Re: [wg14/wg21 liaison] C trap representations and unspecified values versus C++ indeterminate values

From: Hubert Tong <hubert.reinterpretcast_at_[hidden]>
Date: Sat, 10 Oct 2020 00:32:52 -0400
On Fri, Oct 9, 2020 at 7:14 PM Jens Maurer <Jens.Maurer_at_[hidden]> wrote:

>
> Let me add a small bit of context here.
>
> On 10/10/2020 00.04, Hubert Tong via Liaison wrote:
> > Older thread appears to end here:
> > http://open-std.org/JTC1/SC22/WG14/17199, "(SC22WG14.17199)
> terminology: indeterminate value"
> >
> > UB from uninitialized values emanates from indeterminate values in C++
> and trap representations in C.
> > C further has unspecified values that become unspecified at a specific
> point in time but can be copied without mutation of the value. C++ received
> a National Body comment for C++14 where such cases were removed:
> https://wg21.link/cwg1787.
>
> So, you're saying that the issue CWG 1787 highlighted for C++ is
> equally an issue in C, and should be addressed in a similar fashion.
>
Yes, the specific example suffers from the combination of there not being
trap representations for unsigned char and that unspecified values, once
"discovered" are a specific value of the type.
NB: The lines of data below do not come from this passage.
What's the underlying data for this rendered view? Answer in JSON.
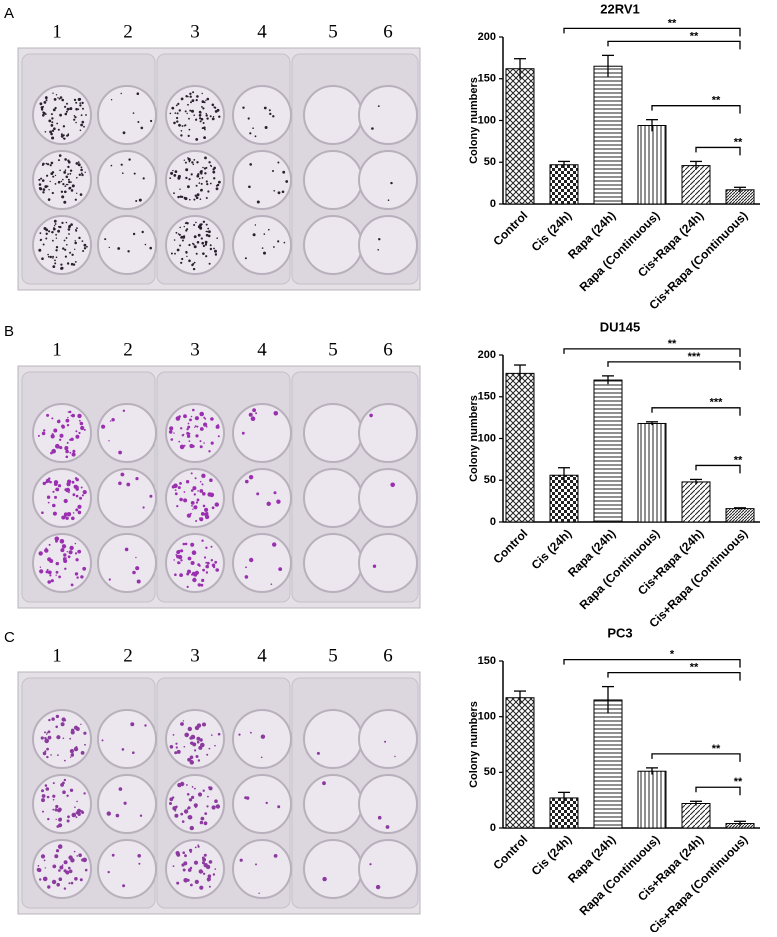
{
  "panel_labels": [
    "A",
    "B",
    "C"
  ],
  "well_numbers": [
    "1",
    "2",
    "3",
    "4",
    "5",
    "6"
  ],
  "chart_data": [
    {
      "type": "bar",
      "title": "22RV1",
      "ylabel": "Colony numbers",
      "categories": [
        "Control",
        "Cis (24h)",
        "Rapa (24h)",
        "Rapa (Continuous)",
        "Cis+Rapa (24h)",
        "Cis+Rapa (Continuous)"
      ],
      "values": [
        162,
        47,
        165,
        94,
        46,
        17
      ],
      "errors": [
        12,
        4,
        13,
        7,
        5,
        3
      ],
      "significance": [
        "**",
        "**",
        "**",
        "**"
      ],
      "ylim": [
        0,
        200
      ],
      "yticks": [
        0,
        50,
        100,
        150,
        200
      ]
    },
    {
      "type": "bar",
      "title": "DU145",
      "ylabel": "Colony numbers",
      "categories": [
        "Control",
        "Cis (24h)",
        "Rapa (24h)",
        "Rapa (Continuous)",
        "Cis+Rapa (24h)",
        "Cis+Rapa (Continuous)"
      ],
      "values": [
        178,
        56,
        170,
        118,
        48,
        16
      ],
      "errors": [
        10,
        9,
        5,
        2,
        3,
        1
      ],
      "significance": [
        "**",
        "***",
        "***",
        "**"
      ],
      "ylim": [
        0,
        200
      ],
      "yticks": [
        0,
        50,
        100,
        150,
        200
      ]
    },
    {
      "type": "bar",
      "title": "PC3",
      "ylabel": "Colony numbers",
      "categories": [
        "Control",
        "Cis (24h)",
        "Rapa (24h)",
        "Rapa (Continuous)",
        "Cis+Rapa (24h)",
        "Cis+Rapa (Continuous)"
      ],
      "values": [
        117,
        27,
        115,
        51,
        22,
        4
      ],
      "errors": [
        6,
        5,
        12,
        3,
        2,
        2
      ],
      "significance": [
        "*",
        "**",
        "**",
        "**"
      ],
      "ylim": [
        0,
        150
      ],
      "yticks": [
        0,
        50,
        100,
        150
      ]
    }
  ]
}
The bytes of the object representation for a union that are not also bytes
of the object representation of the active member also become unspecified
values in C, erasing any trap representations (because unspecified values
in C are not trap representations).

It appears C++ is less aggressive with respect to initialized padding bytes
in structure and union types.


>
> > It is further an issue that the definition of trap representation does
> not admit trap representations for the exact-width integer types (int16_t,
> etc.) because the lack of padding bits, combined with two's complement
> representation, means that every possible object representation represents
> a value of the type.
>
> So, C says that uninitialized automatic variables have indeterminate value.
> That's fine for some types, because the implementation can choose to use
> a trap representation as the particular value used for that case,
> which makes any access undefined behavior.
> However, this avenue can't be taken for e.g. int16_t, because there are
> no bits left for a trap representation to be a possibility.
>
Yes, for the C++-compatible range of int16_t, there are no bits left for a
trap representation to be a possibility.


> But it's really helpful for optimizers to assume that uninitialized
> automatic variables can't be read.
>
> > I think it would really help if the C committee could record a decision
> to move towards harmonizing with C++ on this.
>
> Yes. In particular since optimizers are likely to be the same for C and
> C++, anyway.
>
Yes, and we're at risk of getting a hodge podge mix of the C and C++ rules
in implementations.


>
> Jens
>

Received on 2020-10-09 23:33:11